Aunque tuvo buena comida, buena atención, y no pasaba mala vida en el albergue, las ansias de trabajar y no estar “ni arrimado ni mantenido” en el lugar, lo condujeron a buscar oportunidades en la capital, pero solo logró lavar y cuidar carros, hasta que se vio como un indigente, y cambió de ciudad.
Llegó a Cúcuta hace 13 días, y hace una semana logró ir al río Zulia para darse un baño y lavar su ropa, pero teme que deberá esperar “quién sabe cuánto” para recibir la ayuda humanitaria que la Unidad de Víctimas le aprobó desde enero de 2018, pero que no ha podido recibir, pese a que a diario va al banco Agrario “y ya me conocen... Me dicen, lo tienen abandonado”.

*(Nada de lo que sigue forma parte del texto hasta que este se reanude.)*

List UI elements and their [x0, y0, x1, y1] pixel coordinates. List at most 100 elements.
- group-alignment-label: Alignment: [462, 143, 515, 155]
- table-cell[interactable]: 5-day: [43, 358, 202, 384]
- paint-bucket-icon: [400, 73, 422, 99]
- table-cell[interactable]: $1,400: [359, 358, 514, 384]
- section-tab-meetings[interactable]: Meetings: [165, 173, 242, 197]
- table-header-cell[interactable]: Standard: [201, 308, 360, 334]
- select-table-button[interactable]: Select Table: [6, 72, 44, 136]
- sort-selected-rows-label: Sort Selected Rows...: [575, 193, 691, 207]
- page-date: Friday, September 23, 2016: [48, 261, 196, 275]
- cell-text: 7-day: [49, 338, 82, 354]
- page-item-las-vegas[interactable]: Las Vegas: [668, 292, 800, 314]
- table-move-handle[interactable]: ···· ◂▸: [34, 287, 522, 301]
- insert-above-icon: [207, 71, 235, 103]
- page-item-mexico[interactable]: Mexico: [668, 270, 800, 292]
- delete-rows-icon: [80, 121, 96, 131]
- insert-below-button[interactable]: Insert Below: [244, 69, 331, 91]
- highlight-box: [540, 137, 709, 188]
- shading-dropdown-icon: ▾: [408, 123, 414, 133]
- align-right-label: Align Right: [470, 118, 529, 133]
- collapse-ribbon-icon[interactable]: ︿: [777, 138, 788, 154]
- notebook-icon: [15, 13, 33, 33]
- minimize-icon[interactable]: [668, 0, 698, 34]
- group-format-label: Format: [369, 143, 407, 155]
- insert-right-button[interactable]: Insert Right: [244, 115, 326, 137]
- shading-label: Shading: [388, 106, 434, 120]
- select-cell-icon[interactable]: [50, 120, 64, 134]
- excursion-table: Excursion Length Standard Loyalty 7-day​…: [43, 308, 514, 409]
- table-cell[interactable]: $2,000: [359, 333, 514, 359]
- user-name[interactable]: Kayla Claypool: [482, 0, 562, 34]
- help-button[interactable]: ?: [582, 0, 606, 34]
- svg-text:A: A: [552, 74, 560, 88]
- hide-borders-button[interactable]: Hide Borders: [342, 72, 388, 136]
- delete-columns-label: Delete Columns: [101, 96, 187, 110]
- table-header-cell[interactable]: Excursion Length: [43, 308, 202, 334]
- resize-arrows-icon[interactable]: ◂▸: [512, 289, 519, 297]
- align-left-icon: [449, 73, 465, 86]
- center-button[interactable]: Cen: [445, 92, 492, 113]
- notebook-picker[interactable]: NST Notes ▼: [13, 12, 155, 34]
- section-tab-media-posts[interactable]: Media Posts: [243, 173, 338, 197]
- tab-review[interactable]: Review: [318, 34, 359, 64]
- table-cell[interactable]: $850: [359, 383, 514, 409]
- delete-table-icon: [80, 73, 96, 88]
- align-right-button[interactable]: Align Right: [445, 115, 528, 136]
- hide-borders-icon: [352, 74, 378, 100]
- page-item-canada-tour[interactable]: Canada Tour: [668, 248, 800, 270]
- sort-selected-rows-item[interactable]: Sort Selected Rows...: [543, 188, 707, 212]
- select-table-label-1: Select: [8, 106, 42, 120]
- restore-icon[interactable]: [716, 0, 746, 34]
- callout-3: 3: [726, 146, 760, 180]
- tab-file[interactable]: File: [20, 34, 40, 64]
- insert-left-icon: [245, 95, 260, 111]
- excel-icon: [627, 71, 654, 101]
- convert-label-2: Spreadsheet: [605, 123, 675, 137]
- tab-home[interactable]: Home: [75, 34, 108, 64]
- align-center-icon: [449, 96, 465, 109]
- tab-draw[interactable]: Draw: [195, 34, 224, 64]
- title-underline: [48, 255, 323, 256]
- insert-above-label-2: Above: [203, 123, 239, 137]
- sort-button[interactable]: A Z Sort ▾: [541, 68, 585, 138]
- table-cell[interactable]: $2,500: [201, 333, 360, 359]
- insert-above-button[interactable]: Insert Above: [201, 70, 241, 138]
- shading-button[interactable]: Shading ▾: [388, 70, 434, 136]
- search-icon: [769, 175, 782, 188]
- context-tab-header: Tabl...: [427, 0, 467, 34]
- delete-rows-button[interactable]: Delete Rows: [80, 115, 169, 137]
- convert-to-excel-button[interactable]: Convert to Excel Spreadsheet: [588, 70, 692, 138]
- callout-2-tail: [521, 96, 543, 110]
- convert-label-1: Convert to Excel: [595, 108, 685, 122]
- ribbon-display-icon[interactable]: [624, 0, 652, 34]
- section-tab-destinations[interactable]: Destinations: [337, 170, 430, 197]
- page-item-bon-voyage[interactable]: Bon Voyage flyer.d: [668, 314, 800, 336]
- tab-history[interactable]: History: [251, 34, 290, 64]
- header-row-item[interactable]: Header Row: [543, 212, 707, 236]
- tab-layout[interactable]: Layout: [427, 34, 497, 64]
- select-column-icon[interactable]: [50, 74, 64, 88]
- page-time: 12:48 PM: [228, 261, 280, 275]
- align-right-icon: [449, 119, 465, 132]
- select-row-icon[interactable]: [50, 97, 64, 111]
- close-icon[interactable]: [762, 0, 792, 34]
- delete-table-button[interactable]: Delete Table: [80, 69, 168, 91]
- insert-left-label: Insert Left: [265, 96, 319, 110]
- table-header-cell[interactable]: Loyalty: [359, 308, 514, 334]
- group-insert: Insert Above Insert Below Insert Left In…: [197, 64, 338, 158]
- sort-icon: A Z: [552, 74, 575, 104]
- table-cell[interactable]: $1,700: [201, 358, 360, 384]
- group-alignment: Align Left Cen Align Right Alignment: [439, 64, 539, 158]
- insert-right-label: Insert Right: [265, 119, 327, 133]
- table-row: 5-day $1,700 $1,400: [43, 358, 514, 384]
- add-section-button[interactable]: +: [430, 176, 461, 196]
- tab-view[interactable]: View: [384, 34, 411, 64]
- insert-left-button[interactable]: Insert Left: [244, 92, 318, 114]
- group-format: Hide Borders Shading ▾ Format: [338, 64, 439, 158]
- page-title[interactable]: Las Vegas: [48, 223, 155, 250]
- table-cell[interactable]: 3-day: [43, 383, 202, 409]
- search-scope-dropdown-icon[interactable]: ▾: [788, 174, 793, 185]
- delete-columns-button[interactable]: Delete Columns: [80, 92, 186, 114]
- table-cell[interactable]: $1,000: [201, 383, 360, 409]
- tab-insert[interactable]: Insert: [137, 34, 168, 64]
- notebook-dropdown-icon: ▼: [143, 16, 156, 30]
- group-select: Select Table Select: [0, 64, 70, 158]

Ha intentado contactar al personero municipal, sin éxito, y asegura que “ese señor nunca está”, y ocasionalmente es atendido por algunos policías, con los que su estadía comenzó de una patada que le dio un uniformado, “pero ahora somos amigos, y hasta me invitan algo de comer”.
Mientras se resuelve su situación, espera que estar en este vecindario sirva de algo, “y el alcalde, por lo menos, me teche el apartamento”, dice jocosamente, en tanto ve pasar carros y palomas, y anhela volver a trabajar en el campo.